La muerte despedaza la muerte.
Abrí la puerta con una fuerza tan repentina que ni siquiera yo mismo pude pensar que, alguna vez, tendría yo el poder y esa excesiva adrenalina que danzaba perturbada dentro de mi cuerpo. Tomé el cuchillo de la cocina, el más filoso que encontré, y me escondí adentro del armario.
Los pasos retumbaban en mis oídos como si fueran densos tambores dentro de mi mente. Por poco mi alma y mi cuerpo físico dejaban de respirar, y mi corazón latía tan fuerte que pensaba que podría agarrarlo si llevaba una mano hacia el pecho.
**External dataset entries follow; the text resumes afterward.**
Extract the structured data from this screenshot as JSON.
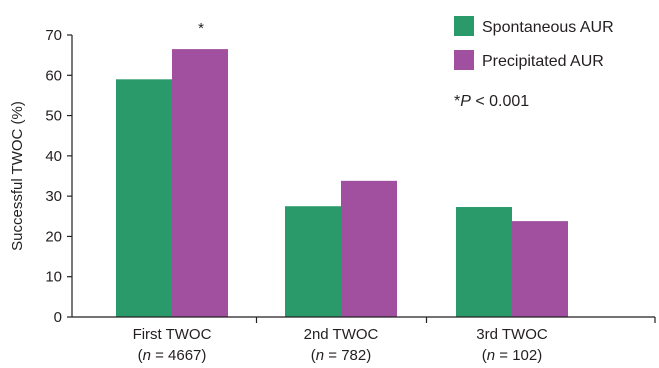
{
  "colors": {
    "spontaneous": "#2a9a6b",
    "precipitated": "#a0509f"
  },
  "chart_data": {
    "type": "bar",
    "title": "",
    "xlabel": "",
    "ylabel": "Successful TWOC (%)",
    "ylim": [
      0,
      70
    ],
    "yticks": [
      0,
      10,
      20,
      30,
      40,
      50,
      60,
      70
    ],
    "grid": false,
    "legend_position": "top-right",
    "categories": [
      {
        "label": "First TWOC",
        "n_prefix": "(",
        "n_var": "n",
        "n_eq": " = 4667)"
      },
      {
        "label": "2nd TWOC",
        "n_prefix": "(",
        "n_var": "n",
        "n_eq": " = 782)"
      },
      {
        "label": "3rd TWOC",
        "n_prefix": "(",
        "n_var": "n",
        "n_eq": " = 102)"
      }
    ],
    "series": [
      {
        "name": "Spontaneous AUR",
        "color_key": "spontaneous",
        "values": [
          59,
          27.5,
          27.3
        ]
      },
      {
        "name": "Precipitated AUR",
        "color_key": "precipitated",
        "values": [
          66.5,
          33.8,
          23.8
        ]
      }
    ],
    "significance_marker": {
      "category_index": 0,
      "symbol": "*"
    },
    "annotation": {
      "prefix": "*",
      "var": "P",
      "rest": " < 0.001"
    }
  }
}
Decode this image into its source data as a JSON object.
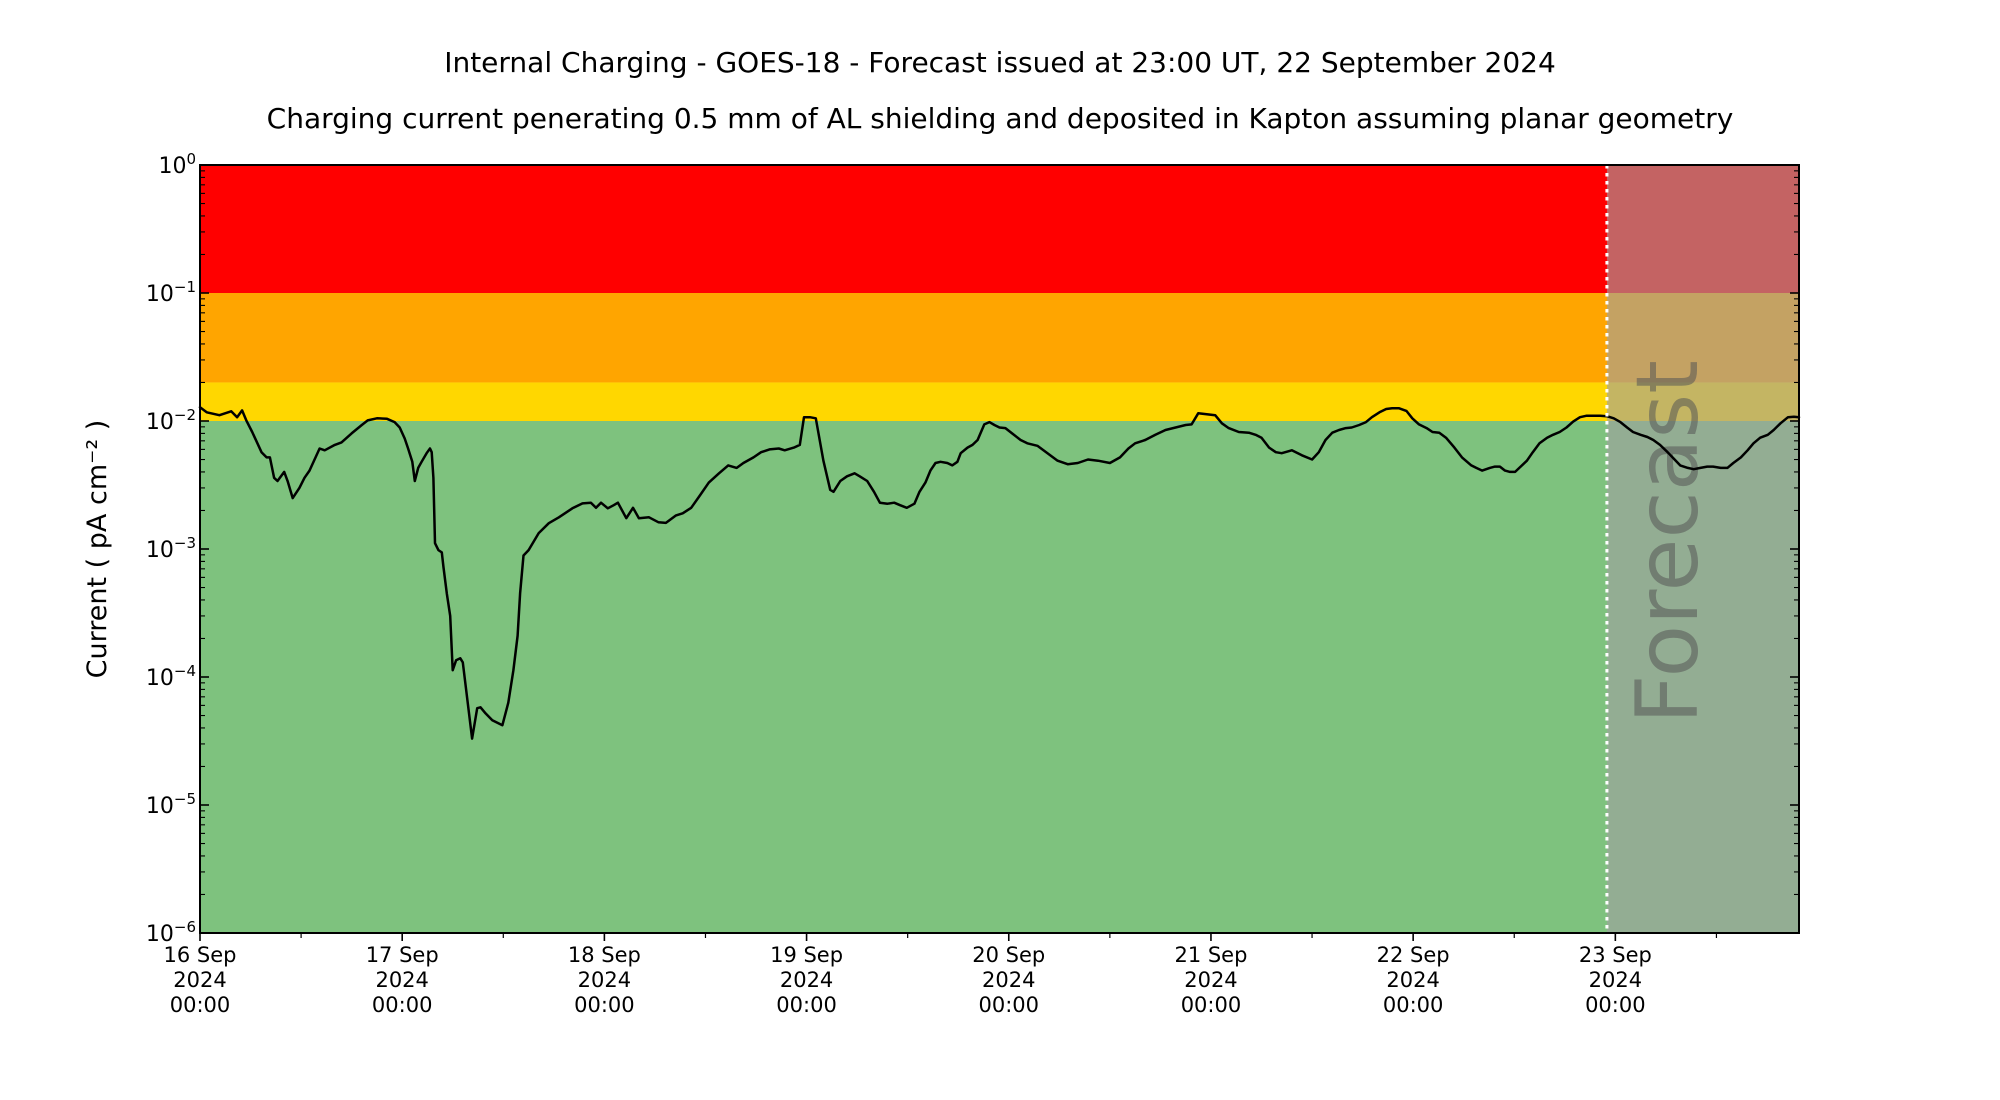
{
  "chart_data": {
    "type": "line",
    "title": "Internal Charging - GOES-18 - Forecast issued at 23:00 UT, 22 September 2024",
    "subtitle": "Charging current penerating 0.5 mm of AL shielding and deposited in Kapton assuming planar geometry",
    "ylabel": "Current ( pA cm⁻² )",
    "y_scale": "log",
    "y_range": [
      1e-06,
      1
    ],
    "x_unit": "hours since 16 Sep 2024 00:00 UT",
    "x_range_hours": [
      0,
      189.8
    ],
    "x_minor_tick_hours": 12,
    "grid": false,
    "legend": false,
    "x_ticks": [
      {
        "hour": 0,
        "line1": "16 Sep",
        "line2": "2024",
        "line3": "00:00"
      },
      {
        "hour": 24,
        "line1": "17 Sep",
        "line2": "2024",
        "line3": "00:00"
      },
      {
        "hour": 48,
        "line1": "18 Sep",
        "line2": "2024",
        "line3": "00:00"
      },
      {
        "hour": 72,
        "line1": "19 Sep",
        "line2": "2024",
        "line3": "00:00"
      },
      {
        "hour": 96,
        "line1": "20 Sep",
        "line2": "2024",
        "line3": "00:00"
      },
      {
        "hour": 120,
        "line1": "21 Sep",
        "line2": "2024",
        "line3": "00:00"
      },
      {
        "hour": 144,
        "line1": "22 Sep",
        "line2": "2024",
        "line3": "00:00"
      },
      {
        "hour": 168,
        "line1": "23 Sep",
        "line2": "2024",
        "line3": "00:00"
      }
    ],
    "y_ticks": [
      {
        "base": "10",
        "exp": "0"
      },
      {
        "base": "10",
        "exp": "−1"
      },
      {
        "base": "10",
        "exp": "−2"
      },
      {
        "base": "10",
        "exp": "−3"
      },
      {
        "base": "10",
        "exp": "−4"
      },
      {
        "base": "10",
        "exp": "−5"
      },
      {
        "base": "10",
        "exp": "−6"
      }
    ],
    "bands": [
      {
        "name": "red-alert",
        "from": 0.1,
        "to": 1,
        "color": "#ff0000"
      },
      {
        "name": "orange-warning",
        "from": 0.02,
        "to": 0.1,
        "color": "#ffa500"
      },
      {
        "name": "yellow-caution",
        "from": 0.01,
        "to": 0.02,
        "color": "#ffd700"
      },
      {
        "name": "green-quiet",
        "from": 1e-06,
        "to": 0.01,
        "color": "#7ec27e"
      }
    ],
    "forecast": {
      "label": "Forecast",
      "start_hour": 167,
      "divider_color": "#ffffff",
      "overlay_color": "#a0a0a0",
      "overlay_opacity": 0.62,
      "label_color": "#555555"
    },
    "series": [
      {
        "name": "charging-current",
        "color": "#000000",
        "points": [
          [
            0,
            0.0128
          ],
          [
            0.8,
            0.0117
          ],
          [
            2.3,
            0.0111
          ],
          [
            3.7,
            0.0119
          ],
          [
            4.4,
            0.0107
          ],
          [
            5,
            0.0121
          ],
          [
            5.5,
            0.0101
          ],
          [
            6.2,
            0.0082
          ],
          [
            7.3,
            0.0057
          ],
          [
            7.9,
            0.0052
          ],
          [
            8.3,
            0.0052
          ],
          [
            8.8,
            0.0036
          ],
          [
            9.2,
            0.0034
          ],
          [
            10,
            0.004
          ],
          [
            10.4,
            0.0034
          ],
          [
            11,
            0.0025
          ],
          [
            11.8,
            0.003
          ],
          [
            12.4,
            0.0036
          ],
          [
            13,
            0.0041
          ],
          [
            14.2,
            0.0061
          ],
          [
            14.8,
            0.0059
          ],
          [
            16,
            0.0065
          ],
          [
            16.8,
            0.0068
          ],
          [
            18,
            0.008
          ],
          [
            19.2,
            0.0093
          ],
          [
            19.9,
            0.0101
          ],
          [
            21,
            0.0105
          ],
          [
            22.2,
            0.0104
          ],
          [
            23.1,
            0.0098
          ],
          [
            23.7,
            0.0089
          ],
          [
            24.3,
            0.0073
          ],
          [
            24.7,
            0.0061
          ],
          [
            25.2,
            0.0048
          ],
          [
            25.5,
            0.0034
          ],
          [
            25.9,
            0.0043
          ],
          [
            26.3,
            0.0048
          ],
          [
            26.9,
            0.0056
          ],
          [
            27.3,
            0.0061
          ],
          [
            27.5,
            0.0057
          ],
          [
            27.7,
            0.0036
          ],
          [
            27.9,
            0.00111
          ],
          [
            28.3,
            0.00098
          ],
          [
            28.7,
            0.00094
          ],
          [
            28.9,
            0.00072
          ],
          [
            29.3,
            0.00045
          ],
          [
            29.7,
            0.0003
          ],
          [
            30,
            0.000113
          ],
          [
            30.4,
            0.000135
          ],
          [
            30.9,
            0.00014
          ],
          [
            31.2,
            0.00013
          ],
          [
            32.3,
            3.3e-05
          ],
          [
            32.9,
            5.7e-05
          ],
          [
            33.3,
            5.8e-05
          ],
          [
            33.9,
            5.2e-05
          ],
          [
            34.7,
            4.6e-05
          ],
          [
            35.9,
            4.2e-05
          ],
          [
            36.6,
            6.3e-05
          ],
          [
            37.2,
            0.000113
          ],
          [
            37.7,
            0.00021
          ],
          [
            38,
            0.00045
          ],
          [
            38.4,
            0.00089
          ],
          [
            39,
            0.00098
          ],
          [
            40.2,
            0.00133
          ],
          [
            41.4,
            0.00159
          ],
          [
            42.6,
            0.00177
          ],
          [
            44.2,
            0.00208
          ],
          [
            45.4,
            0.00227
          ],
          [
            46.4,
            0.0023
          ],
          [
            47,
            0.0021
          ],
          [
            47.6,
            0.0023
          ],
          [
            48.4,
            0.00208
          ],
          [
            49.1,
            0.0022
          ],
          [
            49.6,
            0.0023
          ],
          [
            50.6,
            0.00174
          ],
          [
            51.4,
            0.0021
          ],
          [
            52.1,
            0.00174
          ],
          [
            53.3,
            0.00177
          ],
          [
            54.4,
            0.00162
          ],
          [
            55.3,
            0.0016
          ],
          [
            56.5,
            0.00183
          ],
          [
            57.3,
            0.0019
          ],
          [
            58.3,
            0.0021
          ],
          [
            59.3,
            0.0026
          ],
          [
            60.4,
            0.0033
          ],
          [
            61.6,
            0.0039
          ],
          [
            62.7,
            0.0045
          ],
          [
            63.7,
            0.0043
          ],
          [
            64.5,
            0.0047
          ],
          [
            65.7,
            0.0052
          ],
          [
            66.6,
            0.0057
          ],
          [
            67.6,
            0.006
          ],
          [
            68.7,
            0.0061
          ],
          [
            69.4,
            0.0059
          ],
          [
            70.5,
            0.0062
          ],
          [
            71.2,
            0.0065
          ],
          [
            71.7,
            0.0107
          ],
          [
            72.4,
            0.0107
          ],
          [
            73.1,
            0.0105
          ],
          [
            74,
            0.0049
          ],
          [
            74.8,
            0.0029
          ],
          [
            75.2,
            0.0028
          ],
          [
            76,
            0.0034
          ],
          [
            76.8,
            0.0037
          ],
          [
            77.7,
            0.0039
          ],
          [
            78.3,
            0.0037
          ],
          [
            79.2,
            0.0034
          ],
          [
            80,
            0.0028
          ],
          [
            80.7,
            0.0023
          ],
          [
            81.6,
            0.00226
          ],
          [
            82.4,
            0.0023
          ],
          [
            83.1,
            0.0022
          ],
          [
            83.9,
            0.0021
          ],
          [
            84.8,
            0.00226
          ],
          [
            85.4,
            0.0028
          ],
          [
            86.1,
            0.0033
          ],
          [
            86.7,
            0.0041
          ],
          [
            87.3,
            0.0047
          ],
          [
            87.9,
            0.0048
          ],
          [
            88.7,
            0.0047
          ],
          [
            89.3,
            0.0045
          ],
          [
            89.9,
            0.0048
          ],
          [
            90.3,
            0.0056
          ],
          [
            91.1,
            0.0062
          ],
          [
            91.7,
            0.0065
          ],
          [
            92.3,
            0.0071
          ],
          [
            93.1,
            0.0094
          ],
          [
            93.7,
            0.0098
          ],
          [
            94.3,
            0.0093
          ],
          [
            94.9,
            0.0089
          ],
          [
            95.6,
            0.0088
          ],
          [
            96.4,
            0.008
          ],
          [
            97.4,
            0.0071
          ],
          [
            98.2,
            0.0067
          ],
          [
            99.4,
            0.0064
          ],
          [
            100.6,
            0.0056
          ],
          [
            101.8,
            0.0049
          ],
          [
            103,
            0.0046
          ],
          [
            104.2,
            0.0047
          ],
          [
            105.4,
            0.005
          ],
          [
            106.6,
            0.0049
          ],
          [
            108,
            0.0047
          ],
          [
            109.2,
            0.0052
          ],
          [
            110.2,
            0.0061
          ],
          [
            111,
            0.0067
          ],
          [
            112.2,
            0.0071
          ],
          [
            113.4,
            0.0078
          ],
          [
            114.6,
            0.0085
          ],
          [
            115.8,
            0.0089
          ],
          [
            117,
            0.0093
          ],
          [
            117.7,
            0.0094
          ],
          [
            118.5,
            0.0115
          ],
          [
            120.5,
            0.0111
          ],
          [
            121.3,
            0.0096
          ],
          [
            122.1,
            0.0088
          ],
          [
            123.3,
            0.0082
          ],
          [
            124.5,
            0.0081
          ],
          [
            125.3,
            0.0078
          ],
          [
            126,
            0.0074
          ],
          [
            126.9,
            0.0062
          ],
          [
            127.7,
            0.0057
          ],
          [
            128.4,
            0.0056
          ],
          [
            129.6,
            0.0059
          ],
          [
            130.8,
            0.0054
          ],
          [
            132,
            0.005
          ],
          [
            132.8,
            0.0057
          ],
          [
            133.6,
            0.0071
          ],
          [
            134.4,
            0.0081
          ],
          [
            135.2,
            0.0085
          ],
          [
            136,
            0.0088
          ],
          [
            136.7,
            0.0089
          ],
          [
            137.6,
            0.0093
          ],
          [
            138.4,
            0.0098
          ],
          [
            139.1,
            0.0107
          ],
          [
            140,
            0.0117
          ],
          [
            140.8,
            0.0124
          ],
          [
            141.5,
            0.0126
          ],
          [
            142.3,
            0.0126
          ],
          [
            143.2,
            0.012
          ],
          [
            143.9,
            0.0105
          ],
          [
            144.7,
            0.0094
          ],
          [
            145.6,
            0.0088
          ],
          [
            146.3,
            0.0082
          ],
          [
            147.1,
            0.0081
          ],
          [
            147.9,
            0.0074
          ],
          [
            148.9,
            0.0062
          ],
          [
            149.8,
            0.0052
          ],
          [
            150.9,
            0.0045
          ],
          [
            151.5,
            0.0043
          ],
          [
            152.2,
            0.0041
          ],
          [
            153.1,
            0.0043
          ],
          [
            153.7,
            0.0044
          ],
          [
            154.3,
            0.0044
          ],
          [
            154.9,
            0.0041
          ],
          [
            155.5,
            0.004
          ],
          [
            156.1,
            0.004
          ],
          [
            156.6,
            0.0043
          ],
          [
            157.5,
            0.0049
          ],
          [
            158.2,
            0.0057
          ],
          [
            159,
            0.0067
          ],
          [
            159.9,
            0.0074
          ],
          [
            160.6,
            0.0078
          ],
          [
            161.4,
            0.0082
          ],
          [
            162.2,
            0.0089
          ],
          [
            163,
            0.0099
          ],
          [
            163.8,
            0.0107
          ],
          [
            164.6,
            0.011
          ],
          [
            165.3,
            0.011
          ],
          [
            166.2,
            0.011
          ],
          [
            167,
            0.0109
          ],
          [
            167.8,
            0.0105
          ],
          [
            168.6,
            0.0098
          ],
          [
            169.4,
            0.0089
          ],
          [
            170.1,
            0.0082
          ],
          [
            171,
            0.0078
          ],
          [
            171.8,
            0.0075
          ],
          [
            172.5,
            0.0071
          ],
          [
            173.3,
            0.0065
          ],
          [
            174.2,
            0.0057
          ],
          [
            174.9,
            0.0051
          ],
          [
            175.7,
            0.0045
          ],
          [
            176.6,
            0.0043
          ],
          [
            177.3,
            0.0042
          ],
          [
            178.1,
            0.0043
          ],
          [
            178.9,
            0.0044
          ],
          [
            179.6,
            0.0044
          ],
          [
            180.5,
            0.0043
          ],
          [
            181.3,
            0.0043
          ],
          [
            182,
            0.0047
          ],
          [
            182.9,
            0.0052
          ],
          [
            183.7,
            0.0059
          ],
          [
            184.4,
            0.0067
          ],
          [
            185.2,
            0.0074
          ],
          [
            186.1,
            0.0078
          ],
          [
            186.8,
            0.0085
          ],
          [
            187.6,
            0.0096
          ],
          [
            188.5,
            0.0107
          ],
          [
            189.2,
            0.0108
          ],
          [
            189.8,
            0.0107
          ]
        ]
      }
    ]
  }
}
Sin embargo, el escondite no tardó en serme inservible; las fuerzas malas me habían encontrado, y no sabía cómo ni porqué estaban detrás de mí, pero sabía, en aquel momento, que debería prepararme para morir de las formas más horripilantes e inimaginables.
El cuerpo oscuro y alargado penetró mis ojos con su mirada oscura y profunda. Aquel ente no tenía rostro, solo un ojo gigante que tenía el tamaño de mi cabeza. El ojo que todo lo miraba, se apoderó de mi cuerpo y me llevó, en un remolino, por el tiempo y el universo. Me dejó en el helado vacío, solo, sin aire y sin vida, hasta que sólo quedaron trozos de lo que mi ya despedazado cuerpo podría siquiera imaginar.
Me volví hielo. Me volví parte de un vacío. Me volví un ente. Y allí, lo observé todo.